Good models contain at least two qualities: first, they are always more complex than you would expect as a layman, caused by exceptions that may seem trivial until you recognize that they are fundamental for the operation of the model. Second, they are often of great beauty, because they style a part of the world in a systematic way. Nice examples are the map of all buildings in The Netherlands, topographical maps, international students and of course the railway maps of the Dutch Railways or those from Japan.
The data used to make these maps are accurately studied models. An example: the Dutch Registry office makes a strict distinction between 'buildings' and 'residential objects', where a flat is ‘building', in which the appartments form the separate ‘residential objects'. This systematics are laid down in a special document of 100 pages with compelling examples (like a garage under construction attached to a house is not a building, but a row of garages together is). Complex matter, and very specific for the Dutch real estate situation.
So, what would someone who never visited The Netherlands understand from the map of all buildings? Many visitors of the online map noted obvious mistakes in the year of construction of buildings. Buildings are sometimes all dated ‘1005’, for instance in the centre of Amsterdam. In contradiction to all other dates, this date does not refer to an exact year: it means something like "long ago, we don't know exactly and it is not so important". It is not a mistake in the database of the Registry, or due a data model that is not designed to handle unknown or approximate dates.
For someone who knows our country and is a keen and interested observer, it is immediately clear that something must be wrong here. But for a Chinese visitor, this sudden explosion of medieval building activities in just one year is maybe less improbable.
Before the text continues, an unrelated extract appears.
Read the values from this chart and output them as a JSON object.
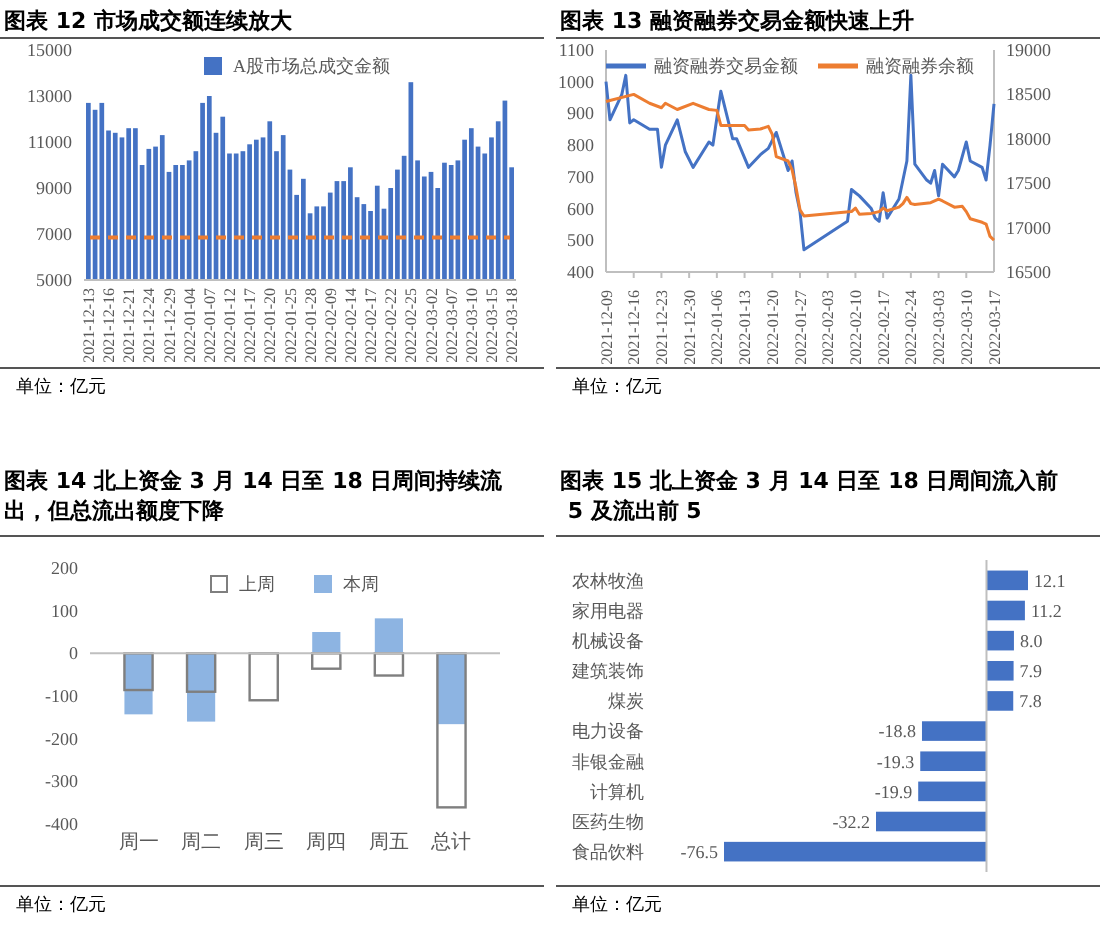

The idea behind Linked Open Data is that if data are published in context, computers can automatically create links between those data. The Dutch Registry is measuring buildings in square meters, but the British Land Registry might use square feet. If every database is precisely described, this will not be an issue: computers will convert the surface areas and thus be able to compare Dutch and British houses.
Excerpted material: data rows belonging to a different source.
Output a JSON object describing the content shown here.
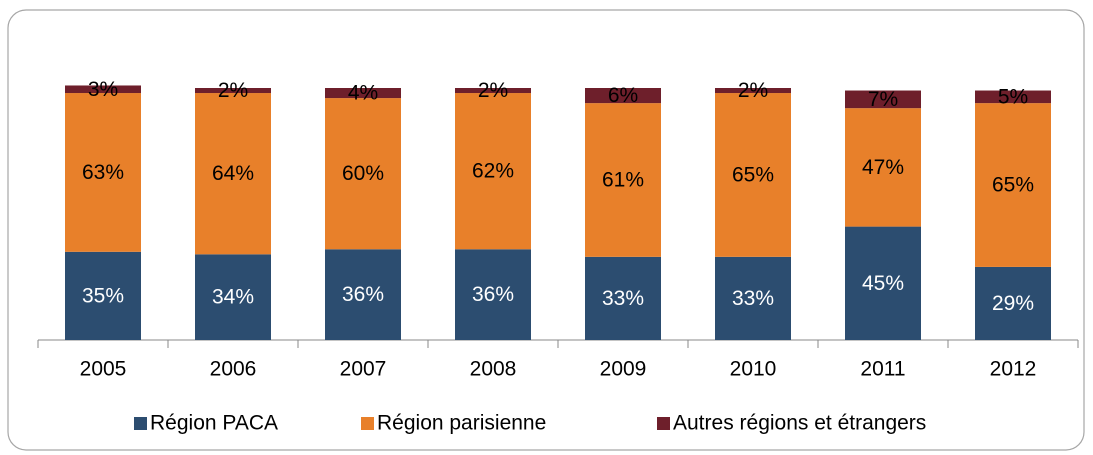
{
  "chart_data": {
    "type": "stacked_bar",
    "categories": [
      "2005",
      "2006",
      "2007",
      "2008",
      "2009",
      "2010",
      "2011",
      "2012"
    ],
    "series": [
      {
        "name": "Région PACA",
        "color": "#2c4d70",
        "values": [
          35,
          34,
          36,
          36,
          33,
          33,
          45,
          29
        ],
        "value_labels": [
          "35%",
          "34%",
          "36%",
          "36%",
          "33%",
          "33%",
          "45%",
          "29%"
        ]
      },
      {
        "name": "Région parisienne",
        "color": "#e8802a",
        "values": [
          63,
          64,
          60,
          62,
          61,
          65,
          47,
          65
        ],
        "value_labels": [
          "63%",
          "64%",
          "60%",
          "62%",
          "61%",
          "65%",
          "47%",
          "65%"
        ]
      },
      {
        "name": "Autres régions et étrangers",
        "color": "#6e1f2b",
        "values": [
          3,
          2,
          4,
          2,
          6,
          2,
          7,
          5
        ],
        "value_labels": [
          "3%",
          "2%",
          "4%",
          "2%",
          "6%",
          "2%",
          "7%",
          "5%"
        ]
      }
    ],
    "ylim": [
      0,
      100
    ],
    "legend": "bottom"
  }
}
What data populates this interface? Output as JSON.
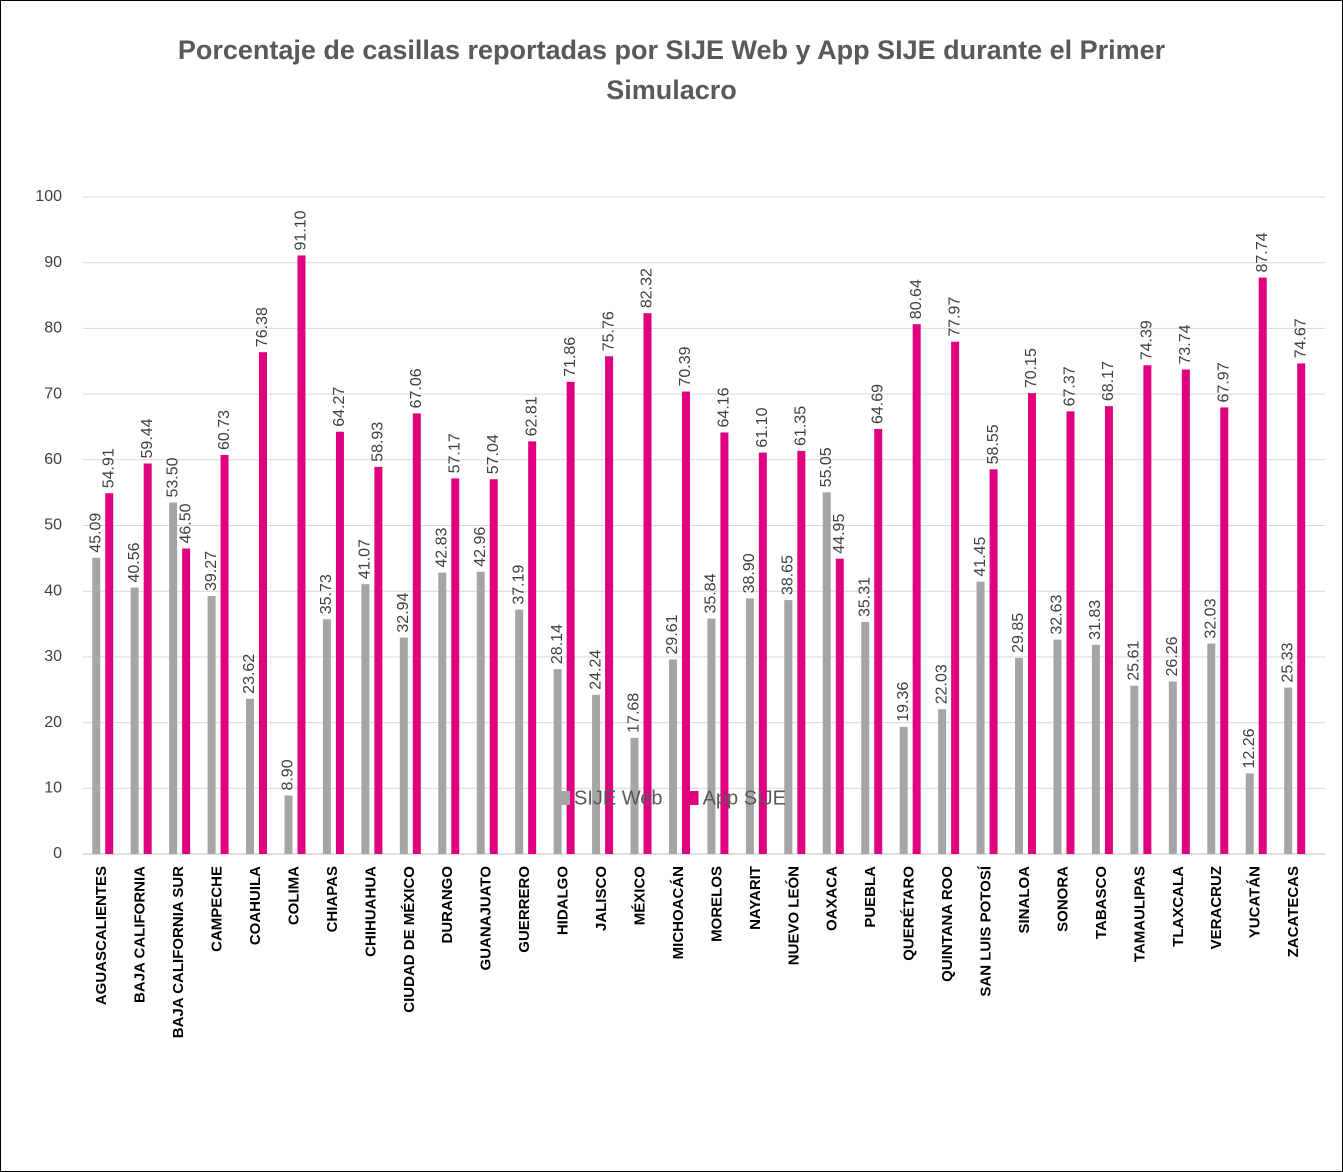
{
  "chart_data": {
    "type": "bar",
    "title": "Porcentaje de casillas reportadas por SIJE Web y App SIJE durante el Primer Simulacro",
    "categories": [
      "AGUASCALIENTES",
      "BAJA CALIFORNIA",
      "BAJA CALIFORNIA SUR",
      "CAMPECHE",
      "COAHUILA",
      "COLIMA",
      "CHIAPAS",
      "CHIHUAHUA",
      "CIUDAD DE MÉXICO",
      "DURANGO",
      "GUANAJUATO",
      "GUERRERO",
      "HIDALGO",
      "JALISCO",
      "MÉXICO",
      "MICHOACÁN",
      "MORELOS",
      "NAYARIT",
      "NUEVO LEÓN",
      "OAXACA",
      "PUEBLA",
      "QUERÉTARO",
      "QUINTANA ROO",
      "SAN LUIS POTOSÍ",
      "SINALOA",
      "SONORA",
      "TABASCO",
      "TAMAULIPAS",
      "TLAXCALA",
      "VERACRUZ",
      "YUCATÁN",
      "ZACATECAS"
    ],
    "series": [
      {
        "name": "SIJE Web",
        "color": "#a5a5a5",
        "values": [
          45.09,
          40.56,
          53.5,
          39.27,
          23.62,
          8.9,
          35.73,
          41.07,
          32.94,
          42.83,
          42.96,
          37.19,
          28.14,
          24.24,
          17.68,
          29.61,
          35.84,
          38.9,
          38.65,
          55.05,
          35.31,
          19.36,
          22.03,
          41.45,
          29.85,
          32.63,
          31.83,
          25.61,
          26.26,
          32.03,
          12.26,
          25.33
        ],
        "value_labels": [
          "45.09",
          "40.56",
          "53.50",
          "39.27",
          "23.62",
          "8.90",
          "35.73",
          "41.07",
          "32.94",
          "42.83",
          "42.96",
          "37.19",
          "28.14",
          "24.24",
          "17.68",
          "29.61",
          "35.84",
          "38.90",
          "38.65",
          "55.05",
          "35.31",
          "19.36",
          "22.03",
          "41.45",
          "29.85",
          "32.63",
          "31.83",
          "25.61",
          "26.26",
          "32.03",
          "12.26",
          "25.33"
        ]
      },
      {
        "name": "App SIJE",
        "color": "#e0007f",
        "values": [
          54.91,
          59.44,
          46.5,
          60.73,
          76.38,
          91.1,
          64.27,
          58.93,
          67.06,
          57.17,
          57.04,
          62.81,
          71.86,
          75.76,
          82.32,
          70.39,
          64.16,
          61.1,
          61.35,
          44.95,
          64.69,
          80.64,
          77.97,
          58.55,
          70.15,
          67.37,
          68.17,
          74.39,
          73.74,
          67.97,
          87.74,
          74.67
        ],
        "value_labels": [
          "54.91",
          "59.44",
          "46.50",
          "60.73",
          "76.38",
          "91.10",
          "64.27",
          "58.93",
          "67.06",
          "57.17",
          "57.04",
          "62.81",
          "71.86",
          "75.76",
          "82.32",
          "70.39",
          "64.16",
          "61.10",
          "61.35",
          "44.95",
          "64.69",
          "80.64",
          "77.97",
          "58.55",
          "70.15",
          "67.37",
          "68.17",
          "74.39",
          "73.74",
          "67.97",
          "87.74",
          "74.67"
        ]
      }
    ],
    "ylim": [
      0,
      100
    ],
    "yticks": [
      0,
      10,
      20,
      30,
      40,
      50,
      60,
      70,
      80,
      90,
      100
    ],
    "grid": true,
    "legend": "bottom"
  }
}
But that is all metrics. To determine social, historical, linguistic and cultural contexts in a data model is notoriously complicated or impossible. A data model is practical and meaningful just because it is limited to a certain domain and a limited context, to make it in the best way usable for a specific target.
The UK is one of the few countries in the world that actually does not have a registry. This may seem surprising, but he whole idea of describing a property in three dimensions is non-existing there. Instead, they have a four-dimensional system of rights: one may have the right to cultivate a certain piece of land, while someone else might have the right to hunt on that same piece of land.
It will be fascinating to follow how the semantic web - in which all data will be always be linked in realtime - will deal with these aspects and what insights and misunderstandings this may deliver. The art will become to link data in a model that is easy to understand and thus will remain controlable.
At Waag we are trying to keep the manual for the objects in this world as simple as possible. For this reason the CitySDK API has a map viewer, to show you all data available and this is also why it works with JSON - data in JSON format are still readable for laymen or at least somehow comprehensible.